People say they don't know how I do it, how I live life with CP on top of all of these challenges. But the truth is, I don't know if I could do it without my CP. My CP has shown me that I have inner strength, abilities that transcend my limitations. My CP has shown me that even when I think I can't, I can.  
We all can.

Sometimes it's frustrating, to be sure. When I'm sitting in the lobby outside my classroom long after class has ended and the janitor smiles at me.....
            "You tired?" he says.
            "Yes," I say. "It's been a long week. And you?"
            "Well. Yes," he says, as he moves a table. "I'm tired. But I have an excuse. I'm old.'re young."
I stare, and for a fleeting moment, I want to stand so he can see the way my knees buckle from under me, the burden that is invisible when I'm sitting.
But his eyes are kind, so I smile in spite of myself.

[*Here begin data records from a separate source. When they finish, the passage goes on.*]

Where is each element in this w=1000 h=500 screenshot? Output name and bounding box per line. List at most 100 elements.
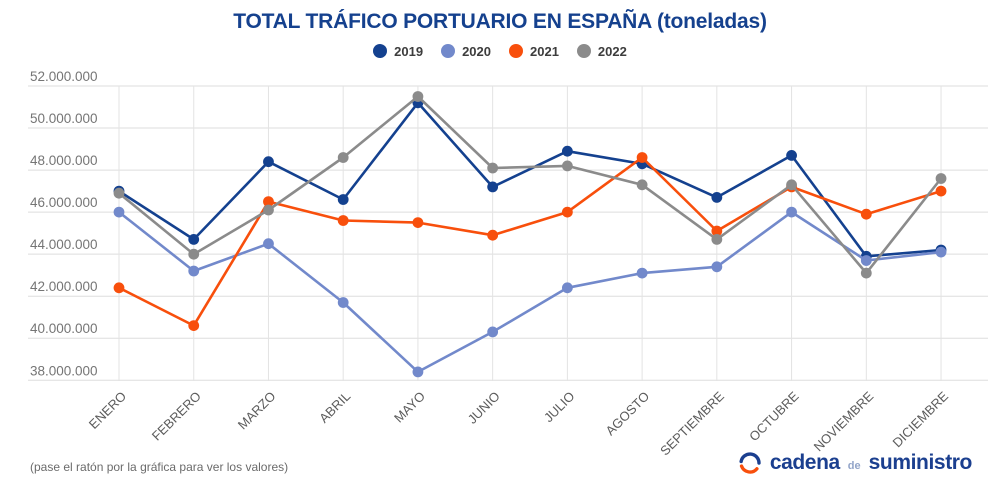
point-2022-febrero[interactable] (188, 248, 200, 260)
svg-text:MARZO: MARZO (235, 389, 279, 433)
x-tick-label-agosto: AGOSTO (602, 389, 652, 439)
logo-de: de (847, 460, 861, 472)
svg-text:ABRIL: ABRIL (316, 389, 353, 426)
point-2021-agosto[interactable] (636, 152, 648, 163)
legend-dot-2019 (373, 44, 388, 58)
point-2020-agosto[interactable] (636, 267, 648, 279)
x-tick-label-julio: JULIO (541, 389, 578, 426)
y-tick-label-42m: 42.000.000 (30, 279, 98, 294)
point-2022-octubre[interactable] (786, 179, 797, 191)
point-2019-febrero[interactable] (188, 234, 200, 245)
legend-item-2020: 2020 (441, 44, 491, 59)
x-tick-label-diciembre: DICIEMBRE (889, 388, 951, 450)
x-tick-label-enero: ENERO (86, 389, 129, 432)
y-tick-label-46m: 46.000.000 (30, 195, 98, 210)
cadena-de-suministro-logo: cadena de suministro (737, 450, 972, 476)
point-2021-julio[interactable] (561, 206, 573, 218)
point-2020-abril[interactable] (337, 297, 349, 308)
point-2019-septiembre[interactable] (711, 192, 723, 203)
point-2022-marzo[interactable] (263, 204, 274, 216)
point-2020-noviembre[interactable] (860, 255, 872, 266)
point-2020-septiembre[interactable] (711, 261, 723, 273)
line-2021 (117, 156, 943, 327)
point-2021-febrero[interactable] (188, 320, 200, 331)
point-2022-septiembre[interactable] (711, 234, 723, 245)
point-2020-enero[interactable] (113, 206, 125, 218)
x-tick-label-octubre: OCTUBRE (746, 388, 802, 444)
legend-dot-2022 (576, 44, 591, 58)
legend-dot-2021 (509, 44, 523, 58)
x-tick-label-septiembre: SEPTIEMBRE (657, 388, 727, 458)
point-2019-octubre[interactable] (786, 150, 797, 161)
point-2019-junio[interactable] (487, 181, 499, 193)
svg-text:ENERO: ENERO (86, 389, 129, 432)
point-2021-septiembre[interactable] (711, 225, 723, 237)
point-2022-enero[interactable] (113, 187, 125, 199)
point-2020-marzo[interactable] (263, 238, 274, 250)
legend-label-2020: 2020 (462, 43, 491, 59)
point-2021-noviembre[interactable] (860, 208, 872, 220)
svg-text:JUNIO: JUNIO (465, 389, 503, 427)
y-tick-label-48m: 48.000.000 (30, 153, 98, 168)
point-2022-diciembre[interactable] (935, 173, 947, 184)
x-tick-label-junio: JUNIO (465, 389, 503, 427)
legend-item-2022: 2022 (576, 43, 627, 59)
legend: 2019 2020 2021 2022 (0, 41, 1000, 61)
svg-text:MAYO: MAYO (391, 389, 428, 426)
legend-label-2021: 2021 (530, 43, 559, 59)
point-2020-febrero[interactable] (188, 265, 200, 277)
x-tick-label-febrero: FEBRERO (149, 389, 204, 444)
line-2022 (117, 95, 943, 275)
y-tick-label-50m: 50.000.000 (30, 111, 98, 126)
legend-item-2019: 2019 (373, 44, 423, 59)
point-2021-abril[interactable] (337, 215, 349, 226)
point-2020-diciembre[interactable] (935, 246, 947, 258)
y-tick-label-40m: 40.000.000 (30, 321, 98, 336)
svg-text:AGOSTO: AGOSTO (602, 389, 652, 439)
chart-title: TOTAL TRÁFICO PORTUARIO EN ESPAÑA (tonel… (233, 10, 767, 33)
point-2022-abril[interactable] (337, 152, 349, 163)
y-tick-label-38m: 38.000.000 (30, 363, 98, 378)
point-2019-julio[interactable] (561, 145, 573, 157)
point-2022-junio[interactable] (487, 162, 499, 174)
point-2019-marzo[interactable] (263, 156, 274, 168)
logo-cadena: cadena (769, 451, 840, 474)
y-tick-label-52m: 52.000.000 (30, 69, 98, 84)
svg-text:SEPTIEMBRE: SEPTIEMBRE (657, 388, 727, 458)
point-2021-diciembre[interactable] (935, 185, 947, 197)
svg-text:NOVIEMBRE: NOVIEMBRE (811, 388, 877, 454)
svg-text:OCTUBRE: OCTUBRE (746, 388, 802, 444)
y-tick-label-44m: 44.000.000 (30, 237, 98, 252)
logo-swirl-icon (739, 452, 761, 474)
x-tick-label-abril: ABRIL (316, 389, 353, 426)
logo-suministro: suministro (868, 451, 973, 474)
legend-item-2021: 2021 (509, 44, 559, 59)
line-2020 (117, 210, 943, 374)
svg-text:FEBRERO: FEBRERO (149, 389, 204, 444)
point-2020-junio[interactable] (487, 326, 499, 338)
x-tick-label-mayo: MAYO (391, 389, 428, 426)
point-2020-octubre[interactable] (786, 206, 797, 218)
point-2020-mayo[interactable] (412, 366, 424, 378)
line-2019 (117, 101, 943, 258)
svg-text:DICIEMBRE: DICIEMBRE (889, 388, 951, 450)
legend-dot-2020 (441, 44, 456, 58)
point-2020-julio[interactable] (561, 282, 573, 294)
x-tick-label-marzo: MARZO (235, 389, 279, 433)
svg-text:JULIO: JULIO (541, 389, 578, 426)
point-2019-abril[interactable] (337, 194, 349, 205)
legend-label-2019: 2019 (394, 43, 424, 59)
point-2022-mayo[interactable] (412, 91, 424, 102)
point-2022-julio[interactable] (561, 160, 573, 172)
point-2021-enero[interactable] (113, 282, 125, 294)
point-2021-marzo[interactable] (263, 196, 274, 208)
point-2021-junio[interactable] (487, 229, 499, 241)
legend-label-2022: 2022 (597, 43, 627, 59)
point-2022-agosto[interactable] (636, 179, 648, 191)
x-tick-label-noviembre: NOVIEMBRE (811, 388, 877, 454)
point-2021-mayo[interactable] (412, 217, 424, 229)
hover-hint: (pase el ratón por la gráfica para ver l… (30, 460, 289, 474)
point-2022-noviembre[interactable] (860, 267, 872, 279)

And then just when I think that I'm going to break, a stranger stops me on my way back from class.
            "Hey," she calls. "Are you okay?"
            Is it that obvious? Is it that obvious that I'm having a rough day? Please God, tell me I don't have ketchup in my hair or toilet paper hanging off my shoe, because that would just be the Icing. On. The. Cake.
            "Yes?" I say, and it's more of a question as I check my shoe.
            "Oh, okay," she says, her smile innocent, her voice light and unflustered. "It's just...the way you walk is so interesting!"
            I thank her and as I continue on my way, I can't stop laughing. She made my CP sound like a choice, a fashion statement, a trend that hadn't quite gone out of style. 

It was just what I needed to keep on keeping on.